Regina Armstead and Michael Lewis. The couple is suing the Rosenberg Police Department for illegally detaining them and damaging Lewis' dialysis device.

A damaged dialysis device. A busted hearing aid. A roughed-up cancer patient. These allegations are included in a federal lawsuit filed this week against a Texas police department accused of routinely using “severe force on compliant civilians” — including people with medical issues.

The suit, filed Thursday in U.S. District Court for the Southern District of Texas by lawyers with the National Police Accountability Project, claims that officers with the Rosenberg Police Department illegally detained a couple at gunpoint before destroying, damaging or confiscating their belongings, including the dialysis device, on Nov. 6, 2020.

Regina Armstead and Michael Lewis, who has kidney disease, said the nearly hour-long stop left them feeling “frightened, humiliated, embarrassed, and persecuted for being Black,” the suit says.

Regina Armstead and Michael Lewis. The couple is suing the Rosenberg Police Department for illegally detaining them and damaging Lewis’ dialysis device.Courtesy Regina Armstead and Michael Lewis

Their experience, according to the lawsuit, is typical for “many other civilians” in the city of roughly 39,000, located about 40 miles southwest of Houston.  

The pair, who had been driving home after picking up a meal, was stopped by authorities searching for a white car linked to a group of armed teens, the suit states.

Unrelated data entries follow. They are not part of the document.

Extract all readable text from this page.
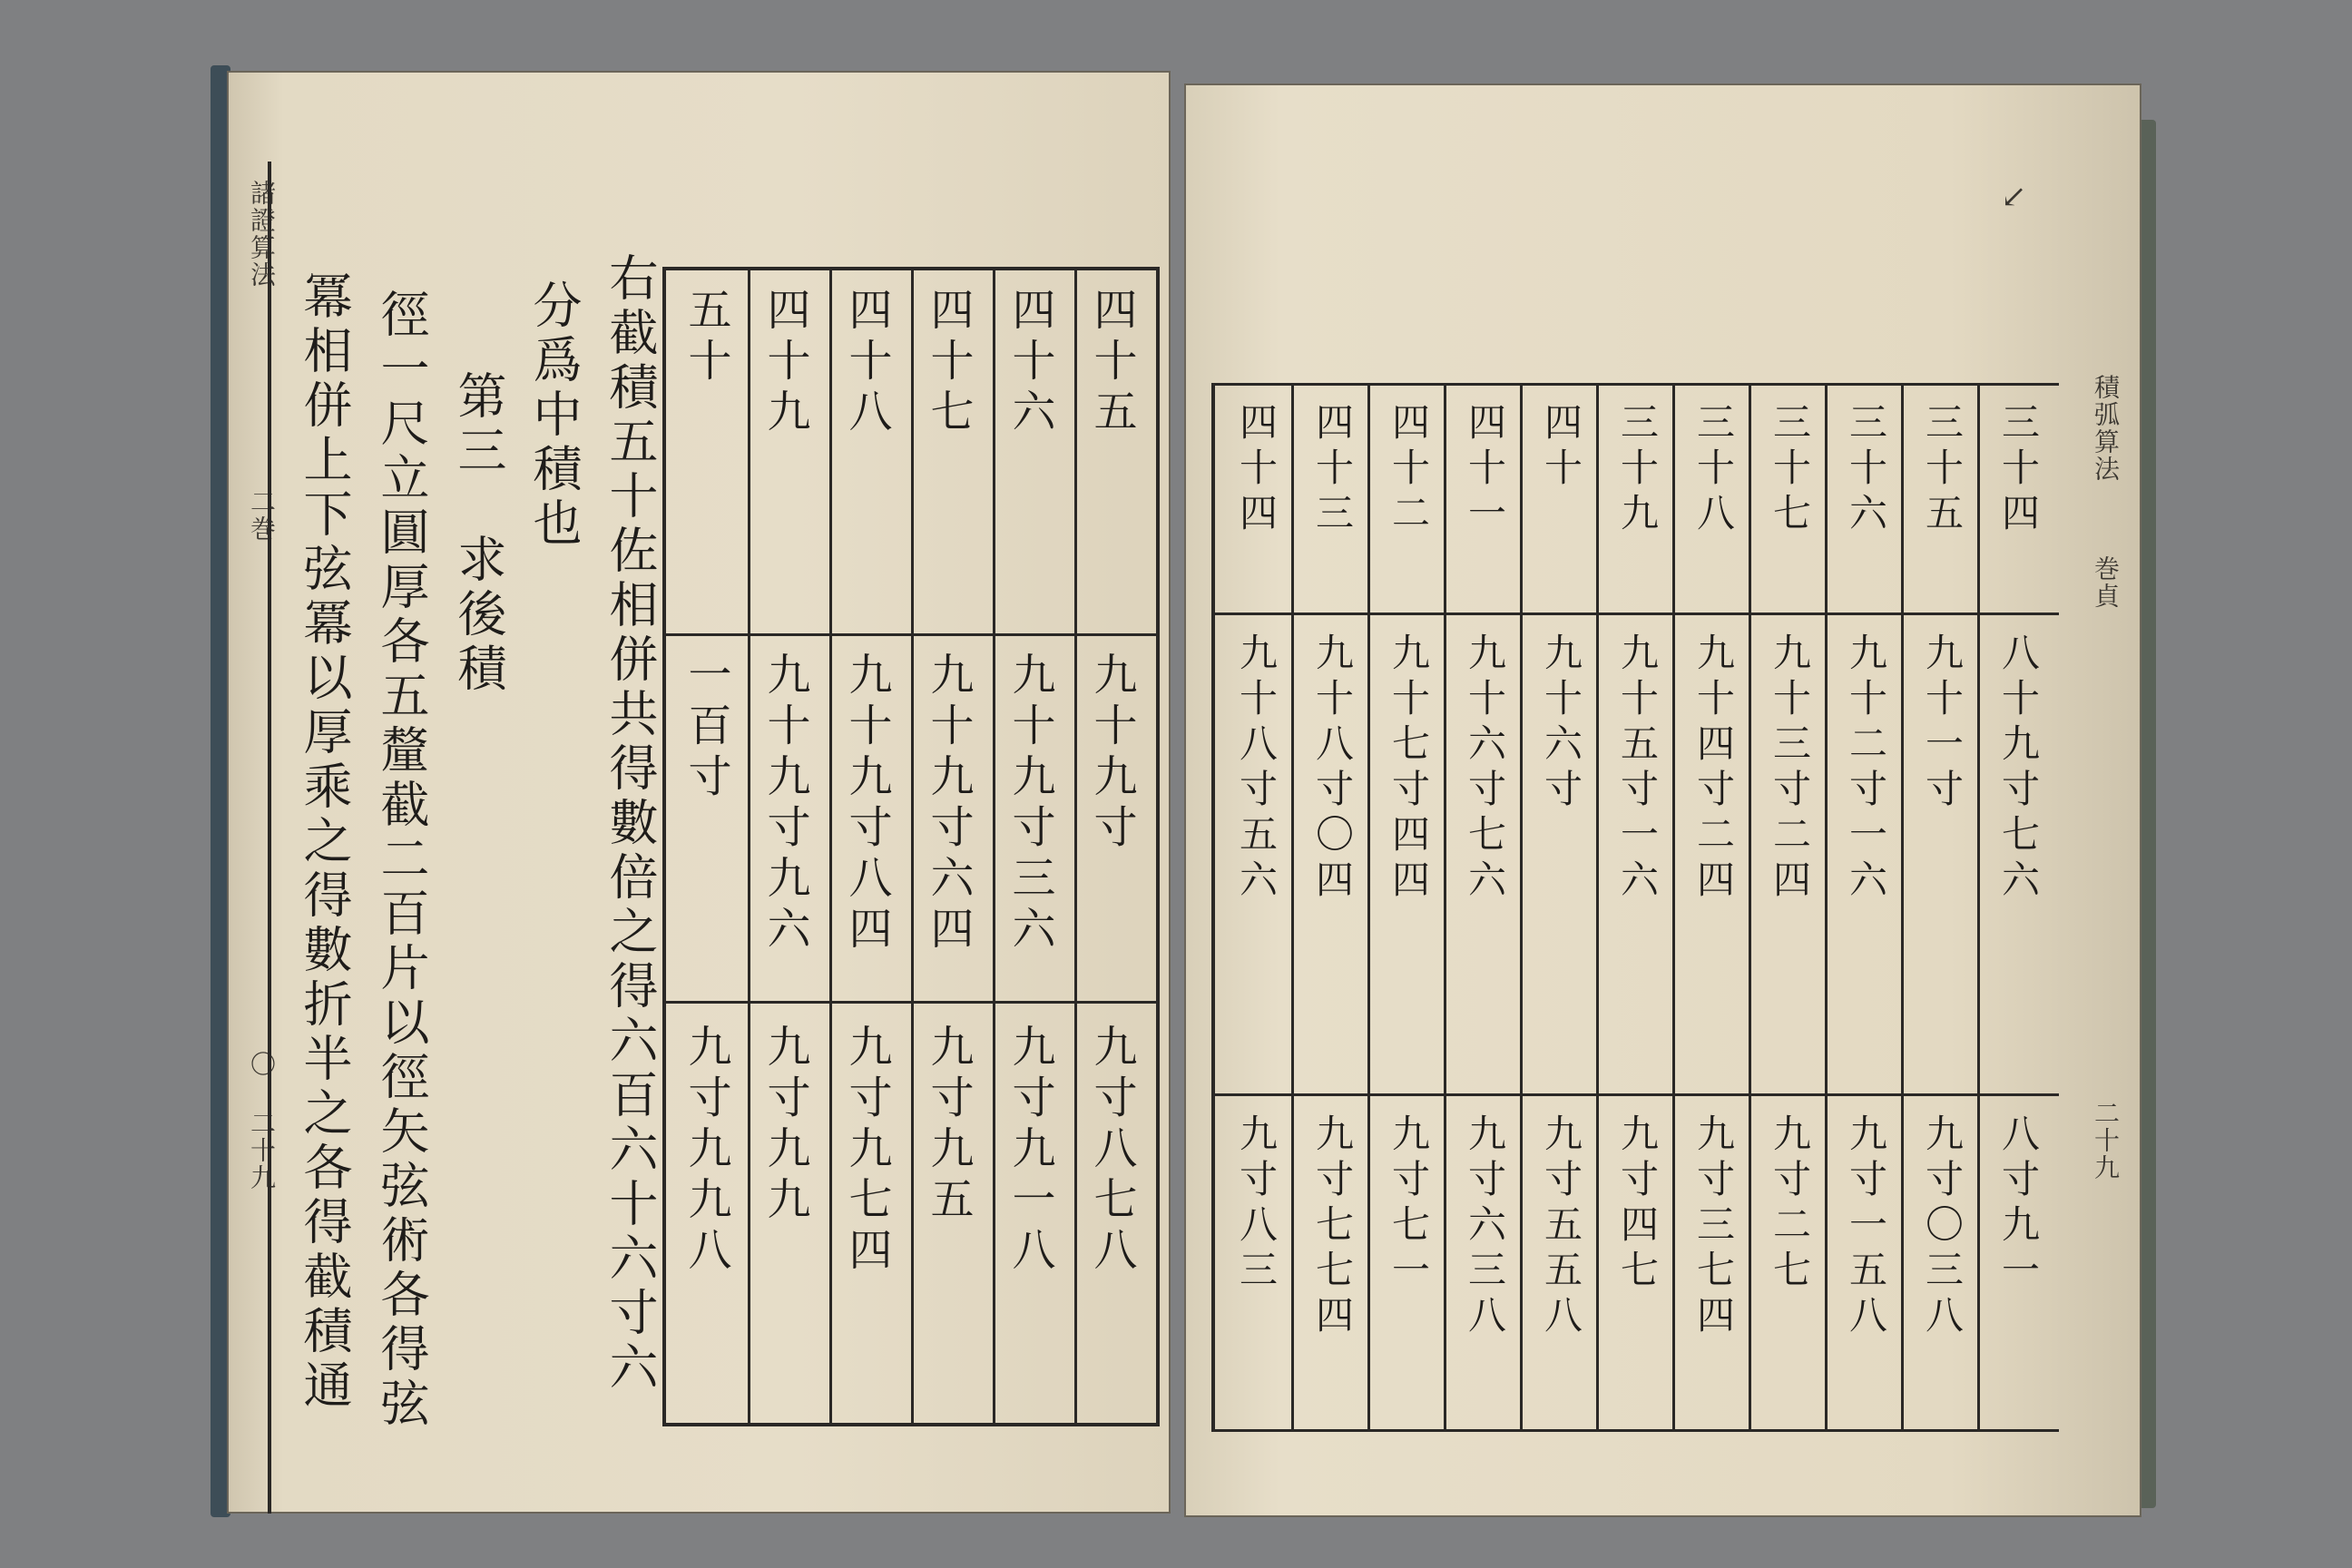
諸證算法
二巻
〇 二十九	右截積五十佐相併共得數倍之得六百六十六寸六
分爲中積也
第三　求後積
徑一尺立圓厚各五釐截二百片以徑矢弦術各得弦
冪相併上下弦冪以厚乘之得數折半之各得截積通	四十五
四十六
四十七
四十八
四十九
五十
九十九寸
九十九寸三六
九十九寸六四
九十九寸八四
九十九寸九六
一百寸
九寸八七八
九寸九一八
九寸九五
九寸九七四
九寸九九
九寸九九八
積弧算法
巻貞
二十九
↙
三十四
三十五
三十六
三十七
三十八
三十九
四十
四十一
四十二
四十三
四十四
八十九寸七六
九十一寸
九十二寸一六
九十三寸二四
九十四寸二四
九十五寸一六
九十六寸
九十六寸七六
九十七寸四四
九十八寸〇四
九十八寸五六
八寸九一
九寸〇三八
九寸一五八
九寸二七
九寸三七四
九寸四七
九寸五五八
九寸六三八
九寸七一
九寸七七四
九寸八三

Lewis and Armstead were driving a white Dodge Charger but were far older than the suspects: Armstead, a nursing assistant, is 57. Lewis, a retired Imperial Sugar supervisor, is 67. 

Still, Armstead was handcuffed and placed in the patrol vehicle at gunpoint without explanation, the suit alleges.

The couple alerted officers to the device in Lewis’ arm used to connect to a dialysis machine — and the warning he’d received from doctors not to put anything tight around his hands or wrists, according to the suit. 

“But they just kept doing what they wanted to do,” Lewis told NBC News.

The device, a fistula, malfunctioned after Lewis was detained, and he’s needed eight to 10 procedures in the nearly two years since to ensure his three-days-per-week treatment goes smoothly, he said. During a trip last month, he said a stint had to be inserted into his arm to “open up the vein.”

The couple was released without being charged, though the officers who searched their car confiscated Armstead’s cellphone without telling her, she said. 

And her key fob — which officers told her to drop — wound up crushed and down…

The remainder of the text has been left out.